En matière de nourriture, l'un des plats de résistance harrisoniens s'intitule Entre Chien et loup (trad. de Brice Matthieussent, 10/18, 376 p.). Onze chapitres savoureux, où l'écrivain revient à ses chères obsessions en commençant par vitupérer les «diététiciens chiants» et autres pisse-froid de la cuisine minceur, cet «équivalent moral du fox-trot».

Ouverture: compte-rendu d'un gueuleton mémorable en compagnie d'Orson Welles. Suite des festivités: une digression où Harrison explique comment il faut s'y prendre pour mériter son repas; une méditation sur les mets «reconstituants et pacifiques»; un hommage à l'huile d'olive vierge première pression; une visite commentée des meilleurs restaurants de Key West; une évocation de «ripailles imaginaires» façon Brillat-Savarin; une parenthèse sur le jeûne dont le seul intérêt est de donner de l'appétit; et ce cinglant avertissement aux mal-nourris qui encombrent les fast-foods: «Ma conviction c'est que si vous mangez mal, vous vivez probablement tout aussi mal. On a tendance à mal manger quand on devient inattentif à tout sauf aux impératifs économiques immédiats, et que la nature devient une abstraction: on se «remplit» tout simplement, comme on fait le plein d'essence de sa voiture, et peu importe si quelque exécrable torche-bouffe a arrosé de purée de framboise votre gibier élevé au grain. Vous n'êtes plus qu'un crétin avachi sur son auge.»

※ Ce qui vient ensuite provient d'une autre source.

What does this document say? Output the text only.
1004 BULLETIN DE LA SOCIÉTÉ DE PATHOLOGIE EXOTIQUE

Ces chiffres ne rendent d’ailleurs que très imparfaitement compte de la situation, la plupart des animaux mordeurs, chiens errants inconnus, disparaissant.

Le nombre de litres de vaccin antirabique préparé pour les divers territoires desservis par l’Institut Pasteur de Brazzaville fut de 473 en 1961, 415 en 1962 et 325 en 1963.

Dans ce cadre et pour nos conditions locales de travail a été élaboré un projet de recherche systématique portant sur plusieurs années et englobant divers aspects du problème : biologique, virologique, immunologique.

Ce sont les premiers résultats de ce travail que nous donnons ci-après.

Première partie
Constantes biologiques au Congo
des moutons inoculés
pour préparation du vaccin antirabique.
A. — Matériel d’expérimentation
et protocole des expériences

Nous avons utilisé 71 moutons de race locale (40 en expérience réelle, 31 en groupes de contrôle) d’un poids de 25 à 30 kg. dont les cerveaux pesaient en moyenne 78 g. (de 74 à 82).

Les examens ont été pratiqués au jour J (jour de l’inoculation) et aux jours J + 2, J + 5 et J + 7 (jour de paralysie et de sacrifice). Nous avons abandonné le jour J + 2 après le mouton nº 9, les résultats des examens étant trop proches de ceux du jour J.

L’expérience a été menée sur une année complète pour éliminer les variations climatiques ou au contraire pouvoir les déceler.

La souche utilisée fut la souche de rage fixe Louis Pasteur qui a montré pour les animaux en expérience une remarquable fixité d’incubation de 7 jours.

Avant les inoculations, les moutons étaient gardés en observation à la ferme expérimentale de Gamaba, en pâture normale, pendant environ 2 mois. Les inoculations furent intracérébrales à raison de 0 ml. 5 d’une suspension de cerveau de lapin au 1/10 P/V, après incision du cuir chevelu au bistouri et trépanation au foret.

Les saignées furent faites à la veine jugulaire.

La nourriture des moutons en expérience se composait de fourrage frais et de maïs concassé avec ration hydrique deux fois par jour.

Mais ce livre est aussi un manuel de psychiatrie culinaire qui a le mérite de ne rien coûter à la Sécurité sociale. Aux déprimés, Harrison déconseille vivement le Prozac; il les invite plutôt à se précipiter dans une churrascaria de Rio, afin de déguster un rôti découpé dans la croupe d'un zébu; ils pourront également essayer la feijoada, ragoût de haricots agrémenté d'une douzaine de viandes séchées différentes, excellentes pour le moral. Autre recommandation: pour dissiper le spleen des fins de soirée, il faut impérativement aller dans un restaurant italien et commander «le plat violent de pasta connu sous le nom de puttanesca, très en faveur chez les prostituées romaines». Humour, hédonisme badin, provocation, démesure, tels sont les ingrédients que l'on trouve dans Entre Chien et loup, délectable traité de gastrosophie. Anorexiques s'abstenir.